Monday Rewrite: Jacob’s Ladder

It’s been up against the wrong wall all this time. He’s climbed it faithfully, sweated, worked, dreamt, plotted, schemed… only to find that his endeavours have led him up a dark alley. Away from purpose and meaning and satisfaction. And now here he is, at the top of the wrong ladder, still disappointed, still scheming, still wondering what it’s all about. He’s spent so much of his life chasing the wrong things. Tricking and grabbing at the very things that only lead to more tricking and grabbing. When will it end, where will it end? He’s exhausted. Why is the well so dry? Why is the view up here so poor?
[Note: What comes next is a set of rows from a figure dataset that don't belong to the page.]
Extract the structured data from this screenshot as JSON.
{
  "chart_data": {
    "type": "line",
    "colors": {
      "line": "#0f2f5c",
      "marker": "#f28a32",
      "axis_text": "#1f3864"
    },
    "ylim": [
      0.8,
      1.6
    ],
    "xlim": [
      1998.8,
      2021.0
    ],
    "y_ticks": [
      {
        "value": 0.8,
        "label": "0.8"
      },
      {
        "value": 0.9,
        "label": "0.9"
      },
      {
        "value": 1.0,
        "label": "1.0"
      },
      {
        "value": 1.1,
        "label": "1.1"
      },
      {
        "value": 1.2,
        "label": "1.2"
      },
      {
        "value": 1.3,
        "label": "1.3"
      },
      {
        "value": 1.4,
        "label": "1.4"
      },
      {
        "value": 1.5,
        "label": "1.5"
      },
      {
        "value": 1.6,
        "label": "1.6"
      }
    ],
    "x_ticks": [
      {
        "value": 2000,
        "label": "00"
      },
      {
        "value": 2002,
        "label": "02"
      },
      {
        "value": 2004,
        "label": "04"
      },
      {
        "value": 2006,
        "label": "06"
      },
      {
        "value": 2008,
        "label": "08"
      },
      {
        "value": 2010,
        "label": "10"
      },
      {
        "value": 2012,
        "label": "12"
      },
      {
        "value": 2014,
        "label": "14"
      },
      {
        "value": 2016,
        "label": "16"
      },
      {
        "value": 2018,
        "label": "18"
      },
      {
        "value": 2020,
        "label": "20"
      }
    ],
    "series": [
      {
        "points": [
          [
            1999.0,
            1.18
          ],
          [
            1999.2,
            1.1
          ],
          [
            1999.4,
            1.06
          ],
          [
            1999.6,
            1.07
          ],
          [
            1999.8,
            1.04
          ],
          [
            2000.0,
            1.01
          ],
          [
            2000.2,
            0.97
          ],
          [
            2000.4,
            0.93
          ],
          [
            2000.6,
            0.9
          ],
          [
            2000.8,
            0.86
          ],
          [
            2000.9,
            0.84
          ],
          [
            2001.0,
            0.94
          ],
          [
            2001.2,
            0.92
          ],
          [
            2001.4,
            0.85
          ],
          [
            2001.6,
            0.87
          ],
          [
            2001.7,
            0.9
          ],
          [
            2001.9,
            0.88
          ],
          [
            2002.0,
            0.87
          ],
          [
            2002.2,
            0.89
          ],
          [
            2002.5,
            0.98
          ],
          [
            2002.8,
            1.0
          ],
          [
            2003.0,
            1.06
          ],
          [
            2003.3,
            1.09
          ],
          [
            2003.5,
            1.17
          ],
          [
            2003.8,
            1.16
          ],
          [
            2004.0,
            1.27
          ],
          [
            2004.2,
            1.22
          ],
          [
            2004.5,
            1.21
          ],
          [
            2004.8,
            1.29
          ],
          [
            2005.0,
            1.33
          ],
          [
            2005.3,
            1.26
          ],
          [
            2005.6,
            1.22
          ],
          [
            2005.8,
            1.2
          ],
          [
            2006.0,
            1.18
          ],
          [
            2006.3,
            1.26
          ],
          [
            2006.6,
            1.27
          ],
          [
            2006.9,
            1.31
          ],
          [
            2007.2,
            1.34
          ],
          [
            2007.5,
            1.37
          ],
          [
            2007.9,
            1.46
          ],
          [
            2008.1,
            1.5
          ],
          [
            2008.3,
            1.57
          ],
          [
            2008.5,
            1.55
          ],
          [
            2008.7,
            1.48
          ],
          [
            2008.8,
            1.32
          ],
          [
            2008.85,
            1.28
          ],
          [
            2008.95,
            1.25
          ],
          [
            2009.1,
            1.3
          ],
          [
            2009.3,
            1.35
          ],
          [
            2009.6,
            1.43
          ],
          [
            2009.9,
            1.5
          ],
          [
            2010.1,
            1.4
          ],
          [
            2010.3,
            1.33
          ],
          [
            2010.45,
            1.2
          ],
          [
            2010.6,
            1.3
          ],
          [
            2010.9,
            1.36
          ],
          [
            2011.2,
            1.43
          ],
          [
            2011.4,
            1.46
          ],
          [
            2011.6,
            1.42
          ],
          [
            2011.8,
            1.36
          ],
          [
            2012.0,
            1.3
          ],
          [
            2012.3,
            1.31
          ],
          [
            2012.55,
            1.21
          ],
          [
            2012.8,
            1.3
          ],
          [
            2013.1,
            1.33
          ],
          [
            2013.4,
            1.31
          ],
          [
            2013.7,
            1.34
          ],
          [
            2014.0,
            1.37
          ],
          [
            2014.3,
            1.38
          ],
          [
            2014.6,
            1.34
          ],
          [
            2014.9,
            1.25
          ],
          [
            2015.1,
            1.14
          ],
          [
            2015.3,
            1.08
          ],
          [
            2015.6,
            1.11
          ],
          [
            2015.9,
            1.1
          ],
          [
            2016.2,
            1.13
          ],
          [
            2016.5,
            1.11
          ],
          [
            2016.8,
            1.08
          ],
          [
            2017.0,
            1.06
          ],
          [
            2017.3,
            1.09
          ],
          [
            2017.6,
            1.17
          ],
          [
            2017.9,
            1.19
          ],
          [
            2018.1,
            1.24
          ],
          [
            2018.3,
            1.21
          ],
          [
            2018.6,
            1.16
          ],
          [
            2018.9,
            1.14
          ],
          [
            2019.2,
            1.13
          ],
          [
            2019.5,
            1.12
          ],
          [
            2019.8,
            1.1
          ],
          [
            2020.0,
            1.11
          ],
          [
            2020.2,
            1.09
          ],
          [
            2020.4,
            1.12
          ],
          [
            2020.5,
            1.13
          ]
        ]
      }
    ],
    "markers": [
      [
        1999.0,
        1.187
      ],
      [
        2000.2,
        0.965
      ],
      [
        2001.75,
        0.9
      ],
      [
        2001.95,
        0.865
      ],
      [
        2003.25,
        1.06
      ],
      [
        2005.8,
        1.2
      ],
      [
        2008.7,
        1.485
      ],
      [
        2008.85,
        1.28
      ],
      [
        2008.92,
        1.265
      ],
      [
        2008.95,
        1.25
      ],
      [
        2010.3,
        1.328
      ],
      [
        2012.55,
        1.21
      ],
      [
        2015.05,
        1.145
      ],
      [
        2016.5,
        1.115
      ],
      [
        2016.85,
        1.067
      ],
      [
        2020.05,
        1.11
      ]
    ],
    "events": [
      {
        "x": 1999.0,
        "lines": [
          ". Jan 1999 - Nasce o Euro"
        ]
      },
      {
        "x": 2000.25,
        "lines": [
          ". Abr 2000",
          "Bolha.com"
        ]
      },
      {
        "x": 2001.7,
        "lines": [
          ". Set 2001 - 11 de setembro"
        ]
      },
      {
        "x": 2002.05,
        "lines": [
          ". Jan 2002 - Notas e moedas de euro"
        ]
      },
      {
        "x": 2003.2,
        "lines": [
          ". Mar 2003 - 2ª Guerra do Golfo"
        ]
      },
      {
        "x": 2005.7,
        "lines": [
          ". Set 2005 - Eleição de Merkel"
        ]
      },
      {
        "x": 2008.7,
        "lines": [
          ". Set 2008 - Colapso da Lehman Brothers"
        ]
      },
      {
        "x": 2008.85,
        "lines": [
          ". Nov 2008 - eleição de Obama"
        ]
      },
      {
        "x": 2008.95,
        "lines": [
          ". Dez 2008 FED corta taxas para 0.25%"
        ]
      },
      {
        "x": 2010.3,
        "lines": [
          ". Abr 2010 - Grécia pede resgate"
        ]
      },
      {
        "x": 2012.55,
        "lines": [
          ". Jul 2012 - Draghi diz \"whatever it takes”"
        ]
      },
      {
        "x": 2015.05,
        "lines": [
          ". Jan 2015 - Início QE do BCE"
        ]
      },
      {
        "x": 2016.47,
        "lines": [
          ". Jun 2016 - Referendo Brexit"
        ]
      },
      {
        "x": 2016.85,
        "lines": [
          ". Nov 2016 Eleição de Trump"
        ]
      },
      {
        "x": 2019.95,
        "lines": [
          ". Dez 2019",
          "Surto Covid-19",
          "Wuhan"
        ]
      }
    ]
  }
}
And so, he half slips, half tumbles down that ladder and collapses in the dirt. Listening to the rippling of the nearby river. Longing for the water to wash him clean. And for the first time in his life he utters a real prayer. Help. I’m scared. And lost. And empty. And the unthinkable happens, insult added to injury. Just when he’s down a stranger pitches up and kicks him. And now he’s fighting for his life. Dirty and sweaty and empty he’s wrestling in the dark. A fight he dare not lose, yet cannot win. And as the dawn breaks, and he’s so weary he has no strength to fight on, yet no strength to stop, the stranger asks him something, a question so raw, so profound that it wakes him up. A gust of fresh air blowing through the stale corridors of his life. Who are you? Who are you? Dare he answer? Dare he admit that he is Jacob, the grabber, the taker, the manipulator, the cheater?
A pause, a moment when nothing is breathing.
He’d better reply soon or he’ll pass out. He feels as if he’ll lose everything if he speaks, and yet, he suddenly realises… that’s what he wants. After all he’s been through, all he’s ‘gained’, all he’s lost in doing that ‘gaining’… it’s the way forward. An open door that only he can close. ‘Jacob,’ he admits, ‘I’m Jacob. The taker.’
Known, understood, welcomed. A new dawn.
And in the creeping light and fleeing shadows he is sure the stranger is nodding, and smiling. And there is the sound of a distant thud as a weight drops from Jacob’s shoulders. And the ladder falls from the wall. And so… hours later… as he trudges home, back to the brother who has vowed to kill him… his feet may be heavy, but his steps are light. He is a new man. A strangely free man. And his brother can see something has changed.
‘Jacob,’ Esau says, his arms wide, ‘why have you sent me all these presents? All this stuff? Were you trying to soften me up? I don’t need them. Have them back.’
And Jacob shakes his head. ‘Neither do I,’ he hears himself saying, ‘I’ve wrestled with God… and I have everything I need now.’